Hay que fiar en la Providencia
Para mí, cuando veo a un cristiano abandonarse al dolor en las penas que Dios le envía, digo en primer lugar: “He aquí un hombre que se aflige de su dicha; ruega a Dios que le libre de la indigencia en que se encuentra y debería darle gracias de haberle reducido a ella.
Estoy seguro que nada mejor podría acaecerle que lo que hace el motivo de su desolación; para creerlo tengo mil razones sin réplica. Pero si viera todo lo que Dios ve, si pudiera leer en el porvenir las consecuencias felices con las que coronará estas tristes aventuras, ¿cuánto más no me aseguraría en mi pensamiento?
En efecto, si pudiéramos descubrir cuales son los designios de la Providencia, es seguro que desearíamos con ardor los males que sufrimos con tanta repugnancia.
¡Dios mío!, si tuviéramos un poco más de fe, si supiéramos cuánto nos amáis, cómo tenéis en cuenta nuestros intereses, ¿cómo miraríamos las adversidades? Iríamos en busca de ellas ansiosamente, bendeciríamos mil veces la mano que nos hiere.
“¿Qué bien puede proporcionarme esta enfermedad que me obliga a interrumpir todos mis ejercicios de piedad?”, dirá tal vez alguien. “¿Qué ventaja puedo obtener de la pérdida de todos mis bienes que me sitúa en el desespero, de esta confusión que abate mi valor y que lleva la turbación a mi espíritu?”. Es cierto que estos golpes imprevistos, en el momento en que hieren acaban algunas veces con aquellos sobre quienes caen y les sitúan fuera del estado de aprovecharse inmediatamente de su desgracia: Pero esperad un momento y veréis que es por allí por donde Dios os prepara para recibir sus favores más insignes. Sin este accidente, es posible que no hubierais llegado a ser peor, pero no hubierais sido tan santo. ¿No es cierto que desde que os habéis dado a Dios, no os habíais resuelto a despreciar cierta gloria fundada en alguna gracia del cuerpo o en algún talento del espíritu, que os atraía la estima de los hombres? ¿No es cierto que teníais aún cierto amor al juego, a la vanidad, al lujo? ¿No es cierto que nos os había abandonado el deseo de adquirir riquezas, de educar a vuestros hijos con los honores del mundo? Quizá incluso cierto afecto, alguna amistad poco espiritual disputaba aún vuestro corazón a Dios. Sólo os faltaba este paso para entrar en una libertad perfecta; era poco, pero, en fin, no hubierais podido hacer aún este último sacrificio; sin embargo, ¿de cuántas gracias no os privaba este obstáculo? Era poco, pero no hay nada que cueste tanto al alma cristiana como el romper este último lazo que le liga al mundo o a ella misma; sólo en esta situación siente una parte de su enfermedad; pero le espanta el pensamiento de su remedio, porque el mal está tan cerca del corazón que sin el socorro de una operación violenta y dolorosa, no se le puede curar; por esto ha sido necesario sorprenderos, que cuando menos pensabais en ello, una mano hábil haya llevado el hierro adelante en la carne viva, para horadar esta úlcera oculta en el fondo de vuestras entrañas; sin este golpe, duraría aún vuestra languidez. Esta enfermedad que se detiene, esta bancarrota que os arruina, esta afrenta que os cubre de vergüenza, la muerte de esta persona que lloráis, todas estas desgracias harán en un instante lo que no hubieran hecho todas vuestras meditaciones, lo que todos vuestros directores hubieran intentado inútilmente.

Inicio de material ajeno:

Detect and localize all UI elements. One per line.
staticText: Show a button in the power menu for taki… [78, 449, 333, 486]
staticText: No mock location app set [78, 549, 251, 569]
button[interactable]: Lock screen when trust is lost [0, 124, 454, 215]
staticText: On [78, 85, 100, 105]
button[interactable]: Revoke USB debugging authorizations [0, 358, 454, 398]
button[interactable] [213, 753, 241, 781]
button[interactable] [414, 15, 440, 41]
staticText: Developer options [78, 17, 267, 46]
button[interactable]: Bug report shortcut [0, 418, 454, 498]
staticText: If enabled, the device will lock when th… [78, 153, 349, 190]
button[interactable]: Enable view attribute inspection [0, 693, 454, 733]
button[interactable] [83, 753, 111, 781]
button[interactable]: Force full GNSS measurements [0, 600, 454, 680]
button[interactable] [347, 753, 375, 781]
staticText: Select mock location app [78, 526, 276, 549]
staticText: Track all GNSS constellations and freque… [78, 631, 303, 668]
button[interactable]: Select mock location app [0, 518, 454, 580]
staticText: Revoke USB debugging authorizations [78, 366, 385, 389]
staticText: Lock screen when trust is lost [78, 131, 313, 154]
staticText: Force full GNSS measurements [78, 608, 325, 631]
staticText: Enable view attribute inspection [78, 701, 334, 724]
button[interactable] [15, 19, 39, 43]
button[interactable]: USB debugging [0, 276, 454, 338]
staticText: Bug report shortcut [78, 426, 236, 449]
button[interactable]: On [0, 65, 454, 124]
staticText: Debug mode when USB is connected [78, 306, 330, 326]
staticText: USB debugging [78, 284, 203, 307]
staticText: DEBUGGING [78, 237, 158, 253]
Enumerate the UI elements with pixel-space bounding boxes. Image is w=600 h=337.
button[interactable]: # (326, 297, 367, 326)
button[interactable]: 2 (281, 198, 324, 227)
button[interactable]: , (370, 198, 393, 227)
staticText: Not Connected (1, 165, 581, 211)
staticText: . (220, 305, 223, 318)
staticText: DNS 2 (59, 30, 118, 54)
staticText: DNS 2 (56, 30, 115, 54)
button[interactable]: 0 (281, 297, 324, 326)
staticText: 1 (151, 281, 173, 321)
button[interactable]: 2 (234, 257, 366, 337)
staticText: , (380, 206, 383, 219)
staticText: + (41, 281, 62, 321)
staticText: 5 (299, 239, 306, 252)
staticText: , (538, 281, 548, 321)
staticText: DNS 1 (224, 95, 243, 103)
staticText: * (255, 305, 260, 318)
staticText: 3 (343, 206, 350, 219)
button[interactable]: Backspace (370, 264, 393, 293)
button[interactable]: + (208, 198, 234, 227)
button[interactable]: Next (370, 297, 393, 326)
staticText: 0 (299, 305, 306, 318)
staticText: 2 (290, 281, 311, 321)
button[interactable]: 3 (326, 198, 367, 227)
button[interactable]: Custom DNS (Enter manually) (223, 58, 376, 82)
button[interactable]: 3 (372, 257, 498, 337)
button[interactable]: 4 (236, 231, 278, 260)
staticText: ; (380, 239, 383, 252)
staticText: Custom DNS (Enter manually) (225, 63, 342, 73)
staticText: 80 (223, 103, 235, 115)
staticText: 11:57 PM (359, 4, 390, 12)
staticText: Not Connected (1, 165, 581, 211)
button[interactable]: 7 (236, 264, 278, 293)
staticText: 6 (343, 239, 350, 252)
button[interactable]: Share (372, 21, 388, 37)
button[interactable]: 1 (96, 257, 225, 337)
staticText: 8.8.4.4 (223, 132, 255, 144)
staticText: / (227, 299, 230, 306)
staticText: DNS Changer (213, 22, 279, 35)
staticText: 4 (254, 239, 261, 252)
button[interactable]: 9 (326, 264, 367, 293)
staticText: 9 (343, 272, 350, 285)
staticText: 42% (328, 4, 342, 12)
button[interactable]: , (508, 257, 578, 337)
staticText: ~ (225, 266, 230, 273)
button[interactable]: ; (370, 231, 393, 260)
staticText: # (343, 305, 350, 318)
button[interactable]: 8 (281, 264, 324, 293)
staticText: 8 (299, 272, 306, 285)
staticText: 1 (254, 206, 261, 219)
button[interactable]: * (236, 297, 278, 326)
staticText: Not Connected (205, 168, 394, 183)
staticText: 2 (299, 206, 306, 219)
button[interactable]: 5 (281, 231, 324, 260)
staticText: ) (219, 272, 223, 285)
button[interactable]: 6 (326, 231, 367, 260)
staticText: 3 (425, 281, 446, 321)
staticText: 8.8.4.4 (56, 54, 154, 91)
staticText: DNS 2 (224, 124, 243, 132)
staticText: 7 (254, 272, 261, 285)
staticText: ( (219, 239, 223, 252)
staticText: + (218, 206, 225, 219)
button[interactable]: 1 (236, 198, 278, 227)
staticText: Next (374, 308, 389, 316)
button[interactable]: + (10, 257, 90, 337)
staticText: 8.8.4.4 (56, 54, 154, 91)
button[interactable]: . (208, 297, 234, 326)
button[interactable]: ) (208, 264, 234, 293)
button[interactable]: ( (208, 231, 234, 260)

Ventajas inesperadas de las pruebas
Y si la aflicción en que estáis por voluntad de Dios, os hastía de todas las creaturas, si os compromete a daros enteramente a vuestro Creador, estoy seguro que le estaréis más agradecidos por lo que os ha afligido, que por lo que le hubierais ofrecido en vuestros votos si os evitaba la aflicción; los demás favores que habéis recibido de Él, comparados con esta desgracia, no serán a vuestros ojos más que pequeños favores. Siempre habéis mirado las bendiciones temporales que ha derramado hasta ahora sobre vuestra familia como los efectos de su bondad hacia vosotros; pero entonces veréis claramente que nunca os amó tanto como cuando trastornó todo lo que había hecho para vuestra prosperidad, y que si había sido liberal al daros las riquezas, el honor, los hijos y la salud, ha sido pródigo al quitaros todos estos bienes.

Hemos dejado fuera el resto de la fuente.